Clustering longitudinal data without a well-defined time axis can be extremely difficult. Jointly estimating latent time for multiple trajectories is an identifiability challenge, i.e., multiple parameter combinations can explain the same data. This is particularly challenging when observations span a relatively small fraction of the full disease timeline, as in age-related neurodegenerative diseases.

Chen et al. [45] introduced SubLign for subtyping and aligning longitudinal disease data. The authors frame the challenge eloquently as having misaligned, interval-censored data: left censoring from patients being observed only after disease onset and right censoring from patient dropout in more severe disease. SubLign combines a deep generative model (based on a recurrent neural network [46]) for learning individual latent time-shifts and parametric biomarker trajectories using a variational approach, followed by k-means clustering. It was applied to data from a Parkinson’s disease cohort to recover some known clinical phenotypes in new detail.

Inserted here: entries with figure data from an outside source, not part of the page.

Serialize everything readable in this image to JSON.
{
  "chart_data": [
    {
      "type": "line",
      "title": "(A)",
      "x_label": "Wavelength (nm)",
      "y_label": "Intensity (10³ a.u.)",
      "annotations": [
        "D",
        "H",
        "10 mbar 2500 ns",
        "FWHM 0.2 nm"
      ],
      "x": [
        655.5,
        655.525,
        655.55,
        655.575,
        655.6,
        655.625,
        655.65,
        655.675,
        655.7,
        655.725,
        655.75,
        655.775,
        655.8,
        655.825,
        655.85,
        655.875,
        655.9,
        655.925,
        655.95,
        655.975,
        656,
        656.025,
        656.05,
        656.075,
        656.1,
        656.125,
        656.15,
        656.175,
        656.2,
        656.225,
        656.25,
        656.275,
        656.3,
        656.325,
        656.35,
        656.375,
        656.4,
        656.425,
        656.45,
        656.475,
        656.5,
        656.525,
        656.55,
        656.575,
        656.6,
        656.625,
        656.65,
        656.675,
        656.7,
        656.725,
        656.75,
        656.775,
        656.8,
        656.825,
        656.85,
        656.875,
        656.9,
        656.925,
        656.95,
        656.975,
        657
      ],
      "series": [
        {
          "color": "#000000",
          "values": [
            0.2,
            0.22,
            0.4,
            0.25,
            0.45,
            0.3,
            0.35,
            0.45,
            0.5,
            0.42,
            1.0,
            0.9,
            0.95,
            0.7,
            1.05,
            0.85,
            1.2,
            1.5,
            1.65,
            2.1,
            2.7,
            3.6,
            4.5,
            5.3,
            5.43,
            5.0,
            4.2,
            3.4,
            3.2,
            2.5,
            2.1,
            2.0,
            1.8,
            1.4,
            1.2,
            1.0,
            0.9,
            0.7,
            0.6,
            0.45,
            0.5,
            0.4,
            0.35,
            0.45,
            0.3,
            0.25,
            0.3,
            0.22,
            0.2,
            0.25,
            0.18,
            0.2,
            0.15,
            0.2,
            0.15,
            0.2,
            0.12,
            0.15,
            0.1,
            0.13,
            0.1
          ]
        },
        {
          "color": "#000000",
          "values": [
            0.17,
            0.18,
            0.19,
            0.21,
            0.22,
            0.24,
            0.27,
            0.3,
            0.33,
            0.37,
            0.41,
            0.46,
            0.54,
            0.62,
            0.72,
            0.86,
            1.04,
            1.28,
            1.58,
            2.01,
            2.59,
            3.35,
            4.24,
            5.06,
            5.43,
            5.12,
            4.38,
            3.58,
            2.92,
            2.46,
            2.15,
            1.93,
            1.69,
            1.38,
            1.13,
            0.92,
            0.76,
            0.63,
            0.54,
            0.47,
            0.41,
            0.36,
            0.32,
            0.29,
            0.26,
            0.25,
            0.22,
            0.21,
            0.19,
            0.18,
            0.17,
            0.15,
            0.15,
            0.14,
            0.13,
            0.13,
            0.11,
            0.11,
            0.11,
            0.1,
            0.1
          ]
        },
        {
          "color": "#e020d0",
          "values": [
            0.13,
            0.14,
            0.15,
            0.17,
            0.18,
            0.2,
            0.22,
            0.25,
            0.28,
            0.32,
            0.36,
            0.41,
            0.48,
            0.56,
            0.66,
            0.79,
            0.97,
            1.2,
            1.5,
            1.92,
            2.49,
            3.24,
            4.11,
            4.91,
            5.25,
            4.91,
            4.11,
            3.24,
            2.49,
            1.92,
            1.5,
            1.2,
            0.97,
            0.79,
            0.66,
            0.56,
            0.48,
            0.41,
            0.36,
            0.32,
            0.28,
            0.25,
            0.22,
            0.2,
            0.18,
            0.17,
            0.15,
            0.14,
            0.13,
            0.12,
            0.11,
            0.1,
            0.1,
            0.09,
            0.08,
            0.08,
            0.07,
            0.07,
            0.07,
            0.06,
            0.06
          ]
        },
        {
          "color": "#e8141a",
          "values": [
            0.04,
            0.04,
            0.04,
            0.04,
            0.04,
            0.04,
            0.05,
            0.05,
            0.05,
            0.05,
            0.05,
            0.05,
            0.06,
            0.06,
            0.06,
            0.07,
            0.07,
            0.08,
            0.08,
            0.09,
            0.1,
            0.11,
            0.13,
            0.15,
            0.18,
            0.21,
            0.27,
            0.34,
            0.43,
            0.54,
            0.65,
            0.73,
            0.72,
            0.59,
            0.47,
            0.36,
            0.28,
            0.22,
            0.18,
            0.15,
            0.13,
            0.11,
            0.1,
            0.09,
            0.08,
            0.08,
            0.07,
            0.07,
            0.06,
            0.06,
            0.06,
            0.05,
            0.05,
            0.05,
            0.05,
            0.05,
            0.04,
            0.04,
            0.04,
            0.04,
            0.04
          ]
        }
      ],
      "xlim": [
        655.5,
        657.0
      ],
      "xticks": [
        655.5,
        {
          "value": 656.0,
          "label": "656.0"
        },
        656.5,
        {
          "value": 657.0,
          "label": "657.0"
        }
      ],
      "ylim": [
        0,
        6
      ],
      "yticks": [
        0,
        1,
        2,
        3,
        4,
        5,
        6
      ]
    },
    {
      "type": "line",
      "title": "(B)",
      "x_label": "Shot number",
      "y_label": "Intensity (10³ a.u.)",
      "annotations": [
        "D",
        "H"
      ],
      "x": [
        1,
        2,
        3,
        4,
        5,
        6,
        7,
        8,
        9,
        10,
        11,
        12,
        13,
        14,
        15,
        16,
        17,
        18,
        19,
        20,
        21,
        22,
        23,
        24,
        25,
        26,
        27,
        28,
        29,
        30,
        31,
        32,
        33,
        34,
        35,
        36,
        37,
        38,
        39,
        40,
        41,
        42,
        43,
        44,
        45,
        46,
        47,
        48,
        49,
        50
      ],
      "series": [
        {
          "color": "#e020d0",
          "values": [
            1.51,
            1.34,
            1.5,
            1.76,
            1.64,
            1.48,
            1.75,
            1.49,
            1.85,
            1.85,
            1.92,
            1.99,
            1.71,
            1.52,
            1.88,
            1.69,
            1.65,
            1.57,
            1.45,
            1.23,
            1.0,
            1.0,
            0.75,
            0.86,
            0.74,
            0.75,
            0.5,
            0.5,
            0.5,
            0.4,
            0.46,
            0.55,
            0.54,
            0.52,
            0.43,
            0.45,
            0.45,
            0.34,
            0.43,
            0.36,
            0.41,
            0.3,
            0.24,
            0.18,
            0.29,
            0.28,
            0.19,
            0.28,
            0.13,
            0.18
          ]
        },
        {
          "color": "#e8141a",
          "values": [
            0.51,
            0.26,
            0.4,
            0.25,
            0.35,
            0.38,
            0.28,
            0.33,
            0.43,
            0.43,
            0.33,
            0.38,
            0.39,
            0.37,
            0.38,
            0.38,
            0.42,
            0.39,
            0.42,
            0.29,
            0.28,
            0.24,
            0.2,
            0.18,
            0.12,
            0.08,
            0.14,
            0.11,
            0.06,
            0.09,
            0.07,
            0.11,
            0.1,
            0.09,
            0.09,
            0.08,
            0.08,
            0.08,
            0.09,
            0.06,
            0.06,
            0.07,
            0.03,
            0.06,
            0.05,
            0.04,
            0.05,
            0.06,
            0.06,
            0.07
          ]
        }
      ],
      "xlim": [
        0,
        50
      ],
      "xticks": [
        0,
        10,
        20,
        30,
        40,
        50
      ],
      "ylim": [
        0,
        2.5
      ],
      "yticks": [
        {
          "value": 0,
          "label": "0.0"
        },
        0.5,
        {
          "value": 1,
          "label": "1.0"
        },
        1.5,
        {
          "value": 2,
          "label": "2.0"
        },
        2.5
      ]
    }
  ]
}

Poulet and Durrleman [47] recently added mixture-model clustering to the nonlinear mixed model approach of disease course mapping [36]. The framework jointly estimates model parameters and subtypes using a modification of the expectation-maximization algorithm. In simulated data experiments, their approach outperforms a naive baseline. Experiments on real data in Alzheimer’s disease distinguished rapid from slow clinical progression, with minimal differences in biomarker trajectories.

5 Conclusion

Twenty-first century medicine faces many challenges due to aging populations worldwide, including increasing socioeconomic burden from age-related brain disorders like Alzheimer’s disease. Many failed clinical trials fueled intense debate in neurology in the first decade of this century, culminating in the prominent hypothesis of Alzheimer’s disease progression as a pathophysiological cascade of dynamic biomarker events. This inspired the emergence of data-driven disease progression modeling (D3PM) from the computer science community during the second decade of the twenty-first century—an explosion of quantitative models for neurodegenerative disease progression enabling numerous high-impact insights across multiple brain disorders. The community continues to build and share open-source code (see Box 4) and run machine learning challenges [48,49,50]. What will the third decade of the twenty-first century bring for this exciting subset of machine learning for brain disorders?